Rowley was the chairman of the National Wild Deer Task Force. He said in south-east New South Wales the deer problem had reduced the stocking rate on farms, especially in dry years. He said land managers spend tens of thousands of dollars a year just to manage deer populations.

“A lot of farmers and other land managers I work with see them as the next rabbit plague,” he said.

Under the draft strategy, released on Wednesday, large deer populations along the east coast that are already too large to eradicate would be controlled through measures such as aerial culling to keep their numbers at manageable levels.
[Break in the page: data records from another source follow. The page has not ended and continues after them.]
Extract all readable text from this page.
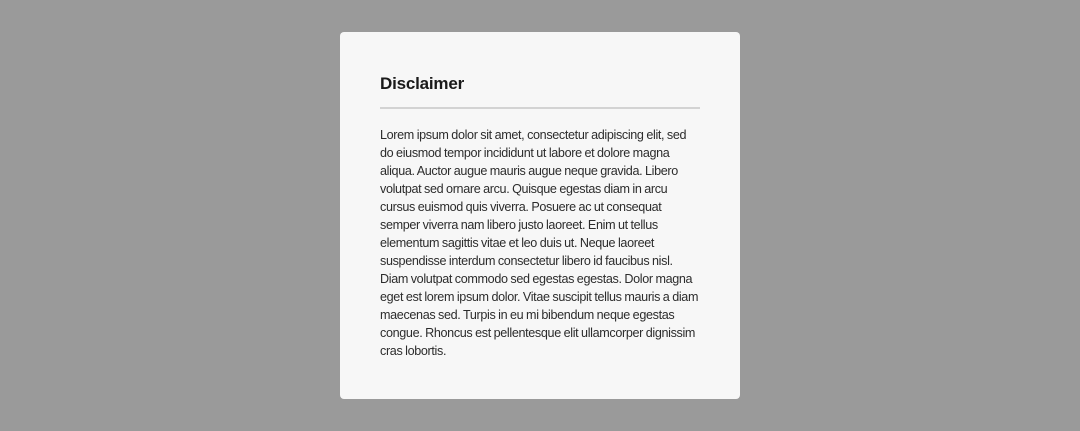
Disclaimer

Lorem ipsum dolor sit amet, consectetur adipiscing elit, sed do eiusmod tempor incididunt ut labore et dolore magna aliqua. Auctor augue mauris augue neque gravida. Libero volutpat sed ornare arcu. Quisque egestas diam in arcu cursus euismod quis viverra. Posuere ac ut consequat semper viverra nam libero justo laoreet. Enim ut tellus elementum sagittis vitae et leo duis ut. Neque laoreet suspendisse interdum consectetur libero id faucibus nisl. Diam volutpat commodo sed egestas egestas. Dolor magna eget est lorem ipsum dolor. Vitae suscipit tellus mauris a diam maecenas sed. Turpis in eu mi bibendum neque egestas congue. Rhoncus est pellentesque elit ullamcorper dignissim cras lobortis.
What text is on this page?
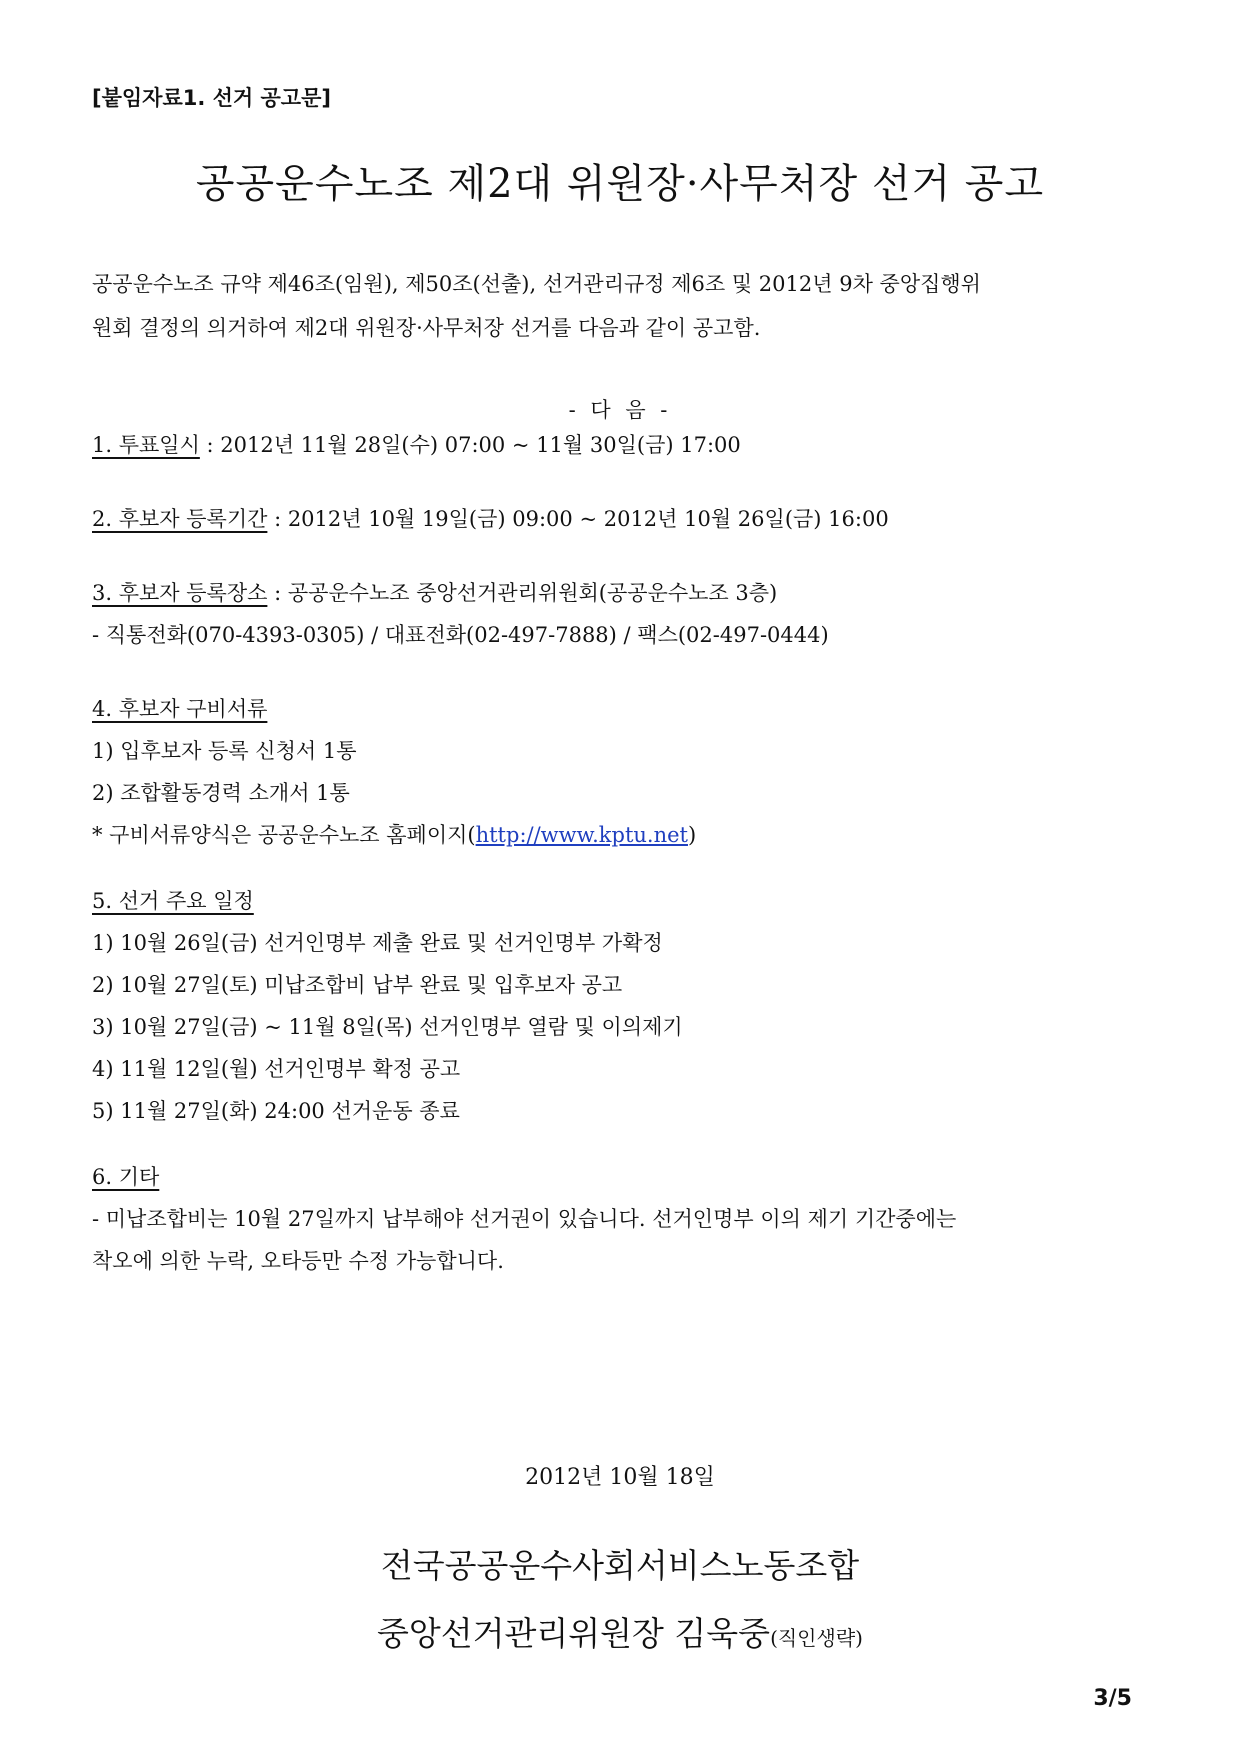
[붙임자료1. 선거 공고문]
공공운수노조 제2대 위원장·사무처장 선거 공고
공공운수노조 규약 제46조(임원), 제50조(선출), 선거관리규정 제6조 및 2012년 9차 중앙집행위
원회 결정의 의거하여 제2대 위원장·사무처장 선거를 다음과 같이 공고함.
- 다 음 -
1. 투표일시 : 2012년 11월 28일(수) 07:00 ~ 11월 30일(금) 17:00
2. 후보자 등록기간 : 2012년 10월 19일(금) 09:00 ~ 2012년 10월 26일(금) 16:00
3. 후보자 등록장소 : 공공운수노조 중앙선거관리위원회(공공운수노조 3층)
- 직통전화(070-4393-0305) / 대표전화(02-497-7888) / 팩스(02-497-0444)
4. 후보자 구비서류
1) 입후보자 등록 신청서 1통
2) 조합활동경력 소개서 1통
* 구비서류양식은 공공운수노조 홈페이지(http://www.kptu.net)
5. 선거 주요 일정
1) 10월 26일(금) 선거인명부 제출 완료 및 선거인명부 가확정
2) 10월 27일(토) 미납조합비 납부 완료 및 입후보자 공고
3) 10월 27일(금) ~ 11월 8일(목) 선거인명부 열람 및 이의제기
4) 11월 12일(월) 선거인명부 확정 공고
5) 11월 27일(화) 24:00 선거운동 종료
6. 기타
- 미납조합비는 10월 27일까지 납부해야 선거권이 있습니다. 선거인명부 이의 제기 기간중에는
착오에 의한 누락, 오타등만 수정 가능합니다.
2012년 10월 18일
전국공공운수사회서비스노동조합
중앙선거관리위원장 김욱중(직인생략)
3/5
A national “containment buffer zone” would be mapped to prevent the establishment of significant new populations in Queensland, New South Wales and Victoria and to prevent populations in South Australia and eastern Tasmania from spread westward. The objective is to eradicate deer entering the buffer zone. Small wild deer populations beyond the containment zone would also be eradicated.

As a third measure, governments would develop – or re-evaluate – specific plans to reduce deer at important environmental and cultural sites, such as wetlands and Ramsar heritage sites.

Rowley said that for the national strategy to succeed, it would require the cooperation of all land managers.

Cox said this includes the state governments of Victoria and Tasmania, “where deer are still legally protected as game for hunters, reflecting an outdated and early colonial attitude towards this pest”.

New South Wales, Queensland, Western Australia, South Australia, the Northern Territory and the ACT all recognize deer as a wild pest.

“Implementing this national plan is our best chance of avoiding wall-to-wall deer across the continent,” Cox said.

The plan is open for public consultation until March 20.